Question

In Exercises \(1-10\), evaluate the integral. $$ \int_{0}^{x^{3}} y e^{-y / x} d y $$

Short answer

The evaluated integral is \( -x^{4} + x \)

Step-by-step solution

Integrate the Integral

To find the antiderivative of the integrand in \( \int_{0}^{x^{3}} y e^{-y / x} d y \), consider \( y e^{-y / x} \) as \( f(y) = y \times g(y) \) where \( g(y) = e^{-y/x} \). Apply integration by parts, given by the formula \( \int u dv = uv - \int v du \), with \( u = y \) and \( dv = e^{-y/x} dy \). The derivatives will be \( du = dy \) and \( v = -x e^{-y / x} \). Substituting these into the formula will yield the integral as \( -y x e^{-y / x} - \int -x e^{-y/x} dy \), which simplifies to \( -xy e^{-y / x} + x \int e^{-y/x} dy \). Next, consider the integral \( \int e^{-y/x} dy \) and substitute \( z = -y/x \), then \( dy = -x dz \). This simplifies the integral as \( x \int e^{z} dz \), which is equal to \( xe^{z} + C \), or \( -x e^{-y / x} + C \). Therefore, the whole integral simplifies to \( -xy e^{-y / x} - x e^{-y / x} + C = -x( y + 1) e^{-y / x} + C \).
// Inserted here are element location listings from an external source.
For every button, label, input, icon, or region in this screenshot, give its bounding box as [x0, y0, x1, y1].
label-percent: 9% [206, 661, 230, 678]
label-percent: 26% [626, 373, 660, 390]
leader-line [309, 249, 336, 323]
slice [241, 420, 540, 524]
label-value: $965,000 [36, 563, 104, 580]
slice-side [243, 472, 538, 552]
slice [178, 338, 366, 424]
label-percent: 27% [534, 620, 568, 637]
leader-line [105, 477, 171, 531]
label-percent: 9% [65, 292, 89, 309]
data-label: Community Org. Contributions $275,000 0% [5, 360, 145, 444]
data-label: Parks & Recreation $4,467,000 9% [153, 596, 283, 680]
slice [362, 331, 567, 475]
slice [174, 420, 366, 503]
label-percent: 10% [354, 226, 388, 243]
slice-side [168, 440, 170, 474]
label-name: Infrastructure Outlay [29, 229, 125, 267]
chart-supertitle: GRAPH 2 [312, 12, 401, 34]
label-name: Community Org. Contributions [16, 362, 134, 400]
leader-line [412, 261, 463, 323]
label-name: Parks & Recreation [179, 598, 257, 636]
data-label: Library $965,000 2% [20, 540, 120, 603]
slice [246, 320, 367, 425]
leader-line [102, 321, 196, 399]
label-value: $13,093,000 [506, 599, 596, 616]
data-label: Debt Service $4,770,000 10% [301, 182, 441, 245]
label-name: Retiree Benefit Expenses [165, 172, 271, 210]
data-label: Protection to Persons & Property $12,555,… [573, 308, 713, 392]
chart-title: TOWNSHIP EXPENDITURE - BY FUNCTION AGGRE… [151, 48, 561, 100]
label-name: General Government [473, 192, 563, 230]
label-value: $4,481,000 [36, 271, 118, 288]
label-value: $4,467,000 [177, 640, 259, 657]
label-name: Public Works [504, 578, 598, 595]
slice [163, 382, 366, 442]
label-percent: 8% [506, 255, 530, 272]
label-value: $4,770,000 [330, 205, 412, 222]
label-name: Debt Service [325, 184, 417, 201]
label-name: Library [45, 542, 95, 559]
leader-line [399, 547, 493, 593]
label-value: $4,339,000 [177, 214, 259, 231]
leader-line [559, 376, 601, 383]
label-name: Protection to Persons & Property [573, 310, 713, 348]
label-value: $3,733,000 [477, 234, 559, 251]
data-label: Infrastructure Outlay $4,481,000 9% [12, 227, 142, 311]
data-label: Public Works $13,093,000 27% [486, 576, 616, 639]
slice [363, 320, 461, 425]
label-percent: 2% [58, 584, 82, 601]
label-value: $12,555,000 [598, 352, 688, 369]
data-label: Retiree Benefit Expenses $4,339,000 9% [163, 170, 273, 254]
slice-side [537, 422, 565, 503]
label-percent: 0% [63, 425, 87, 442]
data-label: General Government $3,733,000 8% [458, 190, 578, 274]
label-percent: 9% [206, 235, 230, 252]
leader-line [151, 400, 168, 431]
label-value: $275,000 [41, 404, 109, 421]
Evaluate the Definite Integral

Plug in the limits of the integral \( \int_{0}^{x^{3}} -x( y + 1) e^{-y / x} dy \). First, substitute the upper limit \( y = x^{3} \) into the antiderivative. Then plug in the lower limit \( y = 0 \) into the antiderivative and subtract the former from the latter according to the Fundamental Theorem of Calculus \( F(b) - F(a) \). The evaluated integral will be \( -x( x^3 + 1 ) e^{-x^{3} / x} + x( 0 + 1 ) e^{-0 / x} = -x^{4} + x \).

Simplify the Result

Simplify the result from the previous step to get the final answer. The resulting value of the integral is \( -x^{4} + x \).